I. 2006-07-30 11:16:08.
   Resolving referential integrity violations on table
      sbx_data_access, role FK_SBX_DATA_REF_SBX_CONT
I. 2006-07-30 11:16:08.
      delete from "DBA"."sbx_data_access" from "DBA"."sbx_data_access" ft
      where not exists ( select 1 from "DBA"."sbx_contact" pt
      where ( ft."contact_db_id" = pt."contact_db_id" )
      and ( ft."contact_id" = pt."contact_id" ) )
      and ( ft."contact_db_id" is not null
      and ft."contact_id" is not null )
I. 2006-07-30 11:16:08.
      1 rows deleted.
I. 2006-07-30 11:16:08.
   Resolving referential integrity violations on table
      sbx_beeper, role FK_SBX_BEEP_REF_SBX_FIEL
I. 2006-07-30 11:16:09.
      delete from "DBA"."sbx_beeper" from "DBA"."sbx_beeper" ft
      where not exists ( select 1 from "DBA"."sbx_field_case" pt
      where ( ft."field_case_id" = pt."field_case_id" ) )
      and ( ft."field_case_id" is not null )
I. 2006-07-30 11:16:09.

   1 rows deleted.
Listing 8: MOBILINK RESOLVES RI VIOLATIONS ON THE REMOTE DATABASE

Silently handling RI violations isn't always desirable. In fact, even logging the problem at the remote site might not be good enough when administration is being carried out centrally at the consolidated database. At Simbex, this challenge was met by implementing the RI violation tracking table called dbmlsync_ri_violation in Lisitng 9. MobiLink was allowed to continue resolving the violations, but the synchronization process was customized to record each violation in this tracking table and to upload that information to the consolidated database.

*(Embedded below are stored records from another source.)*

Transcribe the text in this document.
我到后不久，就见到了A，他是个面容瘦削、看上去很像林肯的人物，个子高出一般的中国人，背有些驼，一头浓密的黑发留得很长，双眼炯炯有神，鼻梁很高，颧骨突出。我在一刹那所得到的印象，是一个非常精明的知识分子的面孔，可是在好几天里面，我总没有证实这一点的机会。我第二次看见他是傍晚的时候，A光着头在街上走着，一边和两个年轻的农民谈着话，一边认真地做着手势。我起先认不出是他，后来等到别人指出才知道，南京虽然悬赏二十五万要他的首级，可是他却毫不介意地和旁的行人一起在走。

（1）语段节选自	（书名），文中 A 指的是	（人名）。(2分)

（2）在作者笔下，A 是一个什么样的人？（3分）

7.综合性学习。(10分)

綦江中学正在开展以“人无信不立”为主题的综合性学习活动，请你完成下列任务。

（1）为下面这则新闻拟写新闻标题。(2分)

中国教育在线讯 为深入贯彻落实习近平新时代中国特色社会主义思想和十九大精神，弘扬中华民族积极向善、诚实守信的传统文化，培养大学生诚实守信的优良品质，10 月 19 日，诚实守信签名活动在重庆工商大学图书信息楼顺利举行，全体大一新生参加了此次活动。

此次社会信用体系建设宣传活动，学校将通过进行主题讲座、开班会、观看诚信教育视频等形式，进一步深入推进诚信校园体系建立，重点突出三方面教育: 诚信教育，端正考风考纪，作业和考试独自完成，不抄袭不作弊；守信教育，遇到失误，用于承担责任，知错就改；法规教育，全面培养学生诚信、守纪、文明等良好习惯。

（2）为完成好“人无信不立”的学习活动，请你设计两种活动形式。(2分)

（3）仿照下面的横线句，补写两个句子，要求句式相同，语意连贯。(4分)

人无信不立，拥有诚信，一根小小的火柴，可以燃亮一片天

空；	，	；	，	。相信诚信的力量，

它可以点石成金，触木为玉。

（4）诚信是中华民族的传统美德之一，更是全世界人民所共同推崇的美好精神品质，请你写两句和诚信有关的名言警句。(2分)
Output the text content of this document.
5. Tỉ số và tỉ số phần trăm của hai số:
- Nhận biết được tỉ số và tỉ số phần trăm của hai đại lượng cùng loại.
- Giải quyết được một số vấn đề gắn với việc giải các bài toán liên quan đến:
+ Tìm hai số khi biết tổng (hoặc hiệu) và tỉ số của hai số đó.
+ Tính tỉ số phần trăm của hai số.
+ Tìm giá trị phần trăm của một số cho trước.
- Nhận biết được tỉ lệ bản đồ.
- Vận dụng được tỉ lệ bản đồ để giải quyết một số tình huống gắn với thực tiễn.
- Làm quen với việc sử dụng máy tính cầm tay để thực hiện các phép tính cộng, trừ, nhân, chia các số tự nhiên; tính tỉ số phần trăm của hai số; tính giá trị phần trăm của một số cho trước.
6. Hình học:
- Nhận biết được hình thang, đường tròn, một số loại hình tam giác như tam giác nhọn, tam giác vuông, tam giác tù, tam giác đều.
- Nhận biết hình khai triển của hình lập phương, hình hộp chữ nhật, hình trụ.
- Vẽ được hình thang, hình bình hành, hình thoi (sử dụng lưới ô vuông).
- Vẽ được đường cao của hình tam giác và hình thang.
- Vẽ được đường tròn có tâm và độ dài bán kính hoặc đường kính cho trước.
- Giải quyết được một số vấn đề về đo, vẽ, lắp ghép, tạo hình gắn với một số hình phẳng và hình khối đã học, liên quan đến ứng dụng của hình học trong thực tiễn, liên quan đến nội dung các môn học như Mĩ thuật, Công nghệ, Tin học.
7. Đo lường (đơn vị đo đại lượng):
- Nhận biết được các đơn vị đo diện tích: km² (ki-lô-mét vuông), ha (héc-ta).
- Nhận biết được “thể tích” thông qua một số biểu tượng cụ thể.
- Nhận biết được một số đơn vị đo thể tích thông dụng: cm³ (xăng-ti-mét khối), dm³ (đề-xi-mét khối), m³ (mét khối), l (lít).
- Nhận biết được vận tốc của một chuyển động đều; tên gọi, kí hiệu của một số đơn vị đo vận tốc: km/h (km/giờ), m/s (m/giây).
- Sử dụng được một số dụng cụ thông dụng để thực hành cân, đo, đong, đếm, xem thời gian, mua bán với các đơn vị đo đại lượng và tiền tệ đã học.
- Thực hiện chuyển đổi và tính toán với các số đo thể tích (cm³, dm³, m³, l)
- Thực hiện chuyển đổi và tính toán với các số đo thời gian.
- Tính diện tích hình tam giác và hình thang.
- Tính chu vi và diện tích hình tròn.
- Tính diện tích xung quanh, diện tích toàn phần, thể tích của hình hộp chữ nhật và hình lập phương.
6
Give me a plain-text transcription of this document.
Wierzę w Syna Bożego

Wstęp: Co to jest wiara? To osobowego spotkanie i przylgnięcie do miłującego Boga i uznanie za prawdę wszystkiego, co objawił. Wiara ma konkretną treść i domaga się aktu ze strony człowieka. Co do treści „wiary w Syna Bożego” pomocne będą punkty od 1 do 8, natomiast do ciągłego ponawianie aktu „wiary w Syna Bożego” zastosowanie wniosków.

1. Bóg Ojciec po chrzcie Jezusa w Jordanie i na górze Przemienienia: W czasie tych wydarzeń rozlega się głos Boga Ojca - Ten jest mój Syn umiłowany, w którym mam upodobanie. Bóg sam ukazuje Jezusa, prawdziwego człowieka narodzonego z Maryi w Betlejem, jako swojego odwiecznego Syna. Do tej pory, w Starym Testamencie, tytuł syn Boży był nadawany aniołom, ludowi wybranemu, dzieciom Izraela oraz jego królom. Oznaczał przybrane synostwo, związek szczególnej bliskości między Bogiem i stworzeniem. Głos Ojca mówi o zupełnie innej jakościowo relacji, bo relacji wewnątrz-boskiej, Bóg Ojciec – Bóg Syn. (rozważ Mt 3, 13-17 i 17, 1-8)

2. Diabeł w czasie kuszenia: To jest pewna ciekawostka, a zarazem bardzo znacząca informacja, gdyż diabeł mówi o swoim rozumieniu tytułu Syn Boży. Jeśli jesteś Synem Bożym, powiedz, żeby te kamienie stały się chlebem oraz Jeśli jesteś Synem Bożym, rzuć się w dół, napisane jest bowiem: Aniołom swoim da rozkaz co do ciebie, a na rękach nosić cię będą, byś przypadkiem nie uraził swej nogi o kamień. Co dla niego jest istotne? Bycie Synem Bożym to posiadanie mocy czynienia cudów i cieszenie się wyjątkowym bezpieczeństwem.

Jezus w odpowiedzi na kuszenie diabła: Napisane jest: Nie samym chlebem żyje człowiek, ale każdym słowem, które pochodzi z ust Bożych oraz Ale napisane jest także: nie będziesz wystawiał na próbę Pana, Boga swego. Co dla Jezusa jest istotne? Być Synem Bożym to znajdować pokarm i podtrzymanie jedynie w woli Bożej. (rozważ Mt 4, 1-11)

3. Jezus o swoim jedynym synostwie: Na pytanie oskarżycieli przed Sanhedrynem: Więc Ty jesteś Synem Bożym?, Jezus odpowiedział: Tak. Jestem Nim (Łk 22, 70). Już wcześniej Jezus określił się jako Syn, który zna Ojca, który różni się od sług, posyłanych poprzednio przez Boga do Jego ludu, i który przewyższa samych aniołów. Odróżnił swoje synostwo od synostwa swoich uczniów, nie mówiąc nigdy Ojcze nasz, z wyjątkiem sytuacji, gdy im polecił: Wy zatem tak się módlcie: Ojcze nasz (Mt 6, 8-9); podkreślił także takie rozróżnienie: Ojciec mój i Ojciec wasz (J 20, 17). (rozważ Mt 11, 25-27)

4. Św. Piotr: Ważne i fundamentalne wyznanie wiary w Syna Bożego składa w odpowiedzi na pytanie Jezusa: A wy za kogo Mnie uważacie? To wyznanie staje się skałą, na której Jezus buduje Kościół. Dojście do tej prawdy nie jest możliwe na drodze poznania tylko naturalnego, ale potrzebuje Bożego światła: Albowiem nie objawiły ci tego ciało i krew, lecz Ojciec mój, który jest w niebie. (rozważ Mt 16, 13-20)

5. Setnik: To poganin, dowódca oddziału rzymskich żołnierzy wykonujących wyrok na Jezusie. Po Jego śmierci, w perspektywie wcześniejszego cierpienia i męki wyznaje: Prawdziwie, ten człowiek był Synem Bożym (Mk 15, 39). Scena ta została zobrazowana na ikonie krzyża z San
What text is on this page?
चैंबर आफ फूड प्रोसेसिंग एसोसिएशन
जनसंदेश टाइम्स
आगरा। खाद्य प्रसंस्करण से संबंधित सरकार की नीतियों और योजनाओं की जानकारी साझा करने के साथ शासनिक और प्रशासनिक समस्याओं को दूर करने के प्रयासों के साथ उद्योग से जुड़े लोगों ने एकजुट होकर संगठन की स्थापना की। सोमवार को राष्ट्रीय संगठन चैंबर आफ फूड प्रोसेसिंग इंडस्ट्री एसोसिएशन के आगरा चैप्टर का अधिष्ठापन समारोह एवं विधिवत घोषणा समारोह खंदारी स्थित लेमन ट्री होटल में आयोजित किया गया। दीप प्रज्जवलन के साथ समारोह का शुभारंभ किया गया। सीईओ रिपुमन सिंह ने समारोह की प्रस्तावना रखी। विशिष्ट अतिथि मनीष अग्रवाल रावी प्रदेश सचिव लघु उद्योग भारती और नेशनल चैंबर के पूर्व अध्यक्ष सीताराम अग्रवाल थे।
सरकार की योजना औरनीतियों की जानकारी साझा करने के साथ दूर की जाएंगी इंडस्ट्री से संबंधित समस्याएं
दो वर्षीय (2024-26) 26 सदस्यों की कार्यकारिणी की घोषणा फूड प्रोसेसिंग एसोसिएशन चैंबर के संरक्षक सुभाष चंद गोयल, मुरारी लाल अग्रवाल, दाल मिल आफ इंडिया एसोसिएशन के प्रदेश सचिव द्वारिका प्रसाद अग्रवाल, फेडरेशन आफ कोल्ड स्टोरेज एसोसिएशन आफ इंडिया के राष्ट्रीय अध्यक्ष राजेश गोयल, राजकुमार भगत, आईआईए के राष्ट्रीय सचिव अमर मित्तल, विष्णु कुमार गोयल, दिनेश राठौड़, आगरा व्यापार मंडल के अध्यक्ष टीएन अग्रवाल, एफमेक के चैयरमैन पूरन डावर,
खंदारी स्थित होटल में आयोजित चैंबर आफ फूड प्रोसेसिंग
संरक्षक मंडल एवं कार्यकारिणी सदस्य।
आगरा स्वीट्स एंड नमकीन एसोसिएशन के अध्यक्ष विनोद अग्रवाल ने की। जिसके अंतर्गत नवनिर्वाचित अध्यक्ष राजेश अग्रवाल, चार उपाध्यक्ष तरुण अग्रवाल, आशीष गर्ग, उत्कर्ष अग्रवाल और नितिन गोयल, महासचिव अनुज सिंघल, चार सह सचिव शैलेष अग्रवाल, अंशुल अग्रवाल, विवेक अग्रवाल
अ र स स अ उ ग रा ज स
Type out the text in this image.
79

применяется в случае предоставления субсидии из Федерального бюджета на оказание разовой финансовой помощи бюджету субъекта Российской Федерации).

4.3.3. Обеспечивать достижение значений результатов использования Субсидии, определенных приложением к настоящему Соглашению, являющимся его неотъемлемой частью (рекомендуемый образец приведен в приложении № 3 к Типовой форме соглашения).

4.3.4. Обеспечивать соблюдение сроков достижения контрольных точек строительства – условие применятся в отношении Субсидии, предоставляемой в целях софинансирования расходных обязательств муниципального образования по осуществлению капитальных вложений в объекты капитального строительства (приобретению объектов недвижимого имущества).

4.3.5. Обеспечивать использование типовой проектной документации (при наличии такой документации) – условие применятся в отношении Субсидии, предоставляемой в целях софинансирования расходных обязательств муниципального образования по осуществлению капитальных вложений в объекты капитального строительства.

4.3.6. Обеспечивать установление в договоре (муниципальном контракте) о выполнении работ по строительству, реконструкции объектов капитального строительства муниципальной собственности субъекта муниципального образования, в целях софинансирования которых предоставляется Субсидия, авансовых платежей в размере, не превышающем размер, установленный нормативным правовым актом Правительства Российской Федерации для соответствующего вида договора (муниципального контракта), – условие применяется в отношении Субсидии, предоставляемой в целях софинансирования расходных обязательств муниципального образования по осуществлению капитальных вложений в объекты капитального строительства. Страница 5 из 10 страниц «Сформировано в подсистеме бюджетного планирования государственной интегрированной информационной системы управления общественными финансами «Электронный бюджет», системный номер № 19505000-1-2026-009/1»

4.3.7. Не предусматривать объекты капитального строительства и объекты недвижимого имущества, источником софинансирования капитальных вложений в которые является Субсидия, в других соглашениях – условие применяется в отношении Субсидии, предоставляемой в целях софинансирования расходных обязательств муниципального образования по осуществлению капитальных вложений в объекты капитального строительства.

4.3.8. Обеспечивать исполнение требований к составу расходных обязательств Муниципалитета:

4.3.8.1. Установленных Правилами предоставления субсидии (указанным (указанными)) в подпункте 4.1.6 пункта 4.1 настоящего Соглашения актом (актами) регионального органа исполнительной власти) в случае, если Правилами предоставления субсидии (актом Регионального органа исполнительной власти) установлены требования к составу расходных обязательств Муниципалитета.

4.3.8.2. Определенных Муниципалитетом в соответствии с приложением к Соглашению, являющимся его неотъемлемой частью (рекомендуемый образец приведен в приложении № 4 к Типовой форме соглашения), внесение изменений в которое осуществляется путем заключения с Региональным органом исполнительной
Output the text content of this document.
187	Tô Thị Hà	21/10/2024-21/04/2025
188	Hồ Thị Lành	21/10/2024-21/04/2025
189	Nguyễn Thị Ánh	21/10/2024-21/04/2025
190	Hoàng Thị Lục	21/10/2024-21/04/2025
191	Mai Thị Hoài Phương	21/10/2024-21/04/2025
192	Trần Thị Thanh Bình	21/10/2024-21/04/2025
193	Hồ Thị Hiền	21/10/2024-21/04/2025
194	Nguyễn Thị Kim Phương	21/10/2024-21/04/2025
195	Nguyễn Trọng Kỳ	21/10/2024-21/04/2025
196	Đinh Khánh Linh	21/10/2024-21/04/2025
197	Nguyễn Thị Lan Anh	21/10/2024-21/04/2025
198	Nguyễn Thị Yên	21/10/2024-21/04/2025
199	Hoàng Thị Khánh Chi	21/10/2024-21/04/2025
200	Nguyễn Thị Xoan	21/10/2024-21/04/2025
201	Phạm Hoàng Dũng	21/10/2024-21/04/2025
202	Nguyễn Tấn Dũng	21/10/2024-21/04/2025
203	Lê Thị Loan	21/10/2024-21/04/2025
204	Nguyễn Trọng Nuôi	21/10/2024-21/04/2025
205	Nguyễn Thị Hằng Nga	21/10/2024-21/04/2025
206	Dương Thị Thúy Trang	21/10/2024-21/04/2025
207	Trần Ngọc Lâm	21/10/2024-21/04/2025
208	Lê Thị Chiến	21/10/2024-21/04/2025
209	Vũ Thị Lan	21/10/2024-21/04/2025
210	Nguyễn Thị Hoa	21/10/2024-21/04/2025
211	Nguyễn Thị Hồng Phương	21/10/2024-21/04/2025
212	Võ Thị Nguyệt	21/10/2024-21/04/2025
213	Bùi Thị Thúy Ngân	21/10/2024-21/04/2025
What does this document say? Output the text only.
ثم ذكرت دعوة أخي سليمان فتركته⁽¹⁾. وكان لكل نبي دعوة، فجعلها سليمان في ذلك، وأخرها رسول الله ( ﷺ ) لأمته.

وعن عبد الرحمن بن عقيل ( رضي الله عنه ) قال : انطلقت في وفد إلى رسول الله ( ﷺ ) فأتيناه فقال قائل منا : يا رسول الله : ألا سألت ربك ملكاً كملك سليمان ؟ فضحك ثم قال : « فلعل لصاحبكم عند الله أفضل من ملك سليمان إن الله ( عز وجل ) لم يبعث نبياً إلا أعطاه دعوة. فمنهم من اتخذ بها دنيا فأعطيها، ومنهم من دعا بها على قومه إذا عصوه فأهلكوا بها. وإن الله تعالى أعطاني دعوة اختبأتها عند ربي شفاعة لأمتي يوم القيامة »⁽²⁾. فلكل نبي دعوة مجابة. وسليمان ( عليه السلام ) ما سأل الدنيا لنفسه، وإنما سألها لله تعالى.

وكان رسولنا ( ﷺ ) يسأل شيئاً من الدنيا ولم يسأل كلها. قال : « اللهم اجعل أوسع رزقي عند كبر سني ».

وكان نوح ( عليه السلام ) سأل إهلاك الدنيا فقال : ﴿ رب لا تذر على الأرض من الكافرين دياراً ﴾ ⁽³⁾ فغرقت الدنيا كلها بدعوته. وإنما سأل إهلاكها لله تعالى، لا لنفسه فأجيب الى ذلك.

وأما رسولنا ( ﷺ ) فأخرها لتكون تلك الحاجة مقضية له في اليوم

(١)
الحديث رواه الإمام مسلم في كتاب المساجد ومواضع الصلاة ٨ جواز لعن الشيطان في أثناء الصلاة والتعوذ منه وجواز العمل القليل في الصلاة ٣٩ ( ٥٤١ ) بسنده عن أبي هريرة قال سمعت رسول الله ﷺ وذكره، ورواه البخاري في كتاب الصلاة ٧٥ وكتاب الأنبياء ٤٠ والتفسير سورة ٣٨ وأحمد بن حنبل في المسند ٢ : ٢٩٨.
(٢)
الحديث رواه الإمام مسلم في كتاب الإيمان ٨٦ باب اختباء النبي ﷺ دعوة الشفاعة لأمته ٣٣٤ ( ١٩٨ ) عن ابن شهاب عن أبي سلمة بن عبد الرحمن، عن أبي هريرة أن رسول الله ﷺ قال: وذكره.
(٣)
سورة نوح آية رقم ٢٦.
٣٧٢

CREATE TABLE dbmlsync_ri_violation (
   ml_username VARCHAR ( 128 ) NOT NULL,
   happened_at TIMESTAMP NOT NULL DEFAULT timestamp,
   unique_id UNSIGNED BIGINT NOT NULL
   DEFAULT global autoincrement(1000000),
   publication_name VARCHAR ( 128 ) NOT NULL,
   foreign_key_table_name VARCHAR ( 128 ) NOT NULL,
   primary_key_table_name VARCHAR ( 128 ) NOT NULL,
   role_name VARCHAR ( 128 ) NOT NULL,
   script_version VARCHAR ( 128 ) NOT NULL,
   query_to_run_on_consolidated_database LONG VARCHAR NOT NULL,
   PRIMARY KEY ( ml_username, happened_at, unique_id ) );
Listing 9: THE RI VIOLATION TRACKING TABLE

Rows in this tracking table answer two important questions: Which RI constraints were violated, and which rows were the troublemakers? The first question is answered by the foreign_key_table_name, primary_key_table_name, and role_name columns. The second (and often most important) question is answered by the query_to_run_on_consolidated_database column which contains actual SELECT statements that can be run on the consolidated database to display the rows that caused problems on the remote database.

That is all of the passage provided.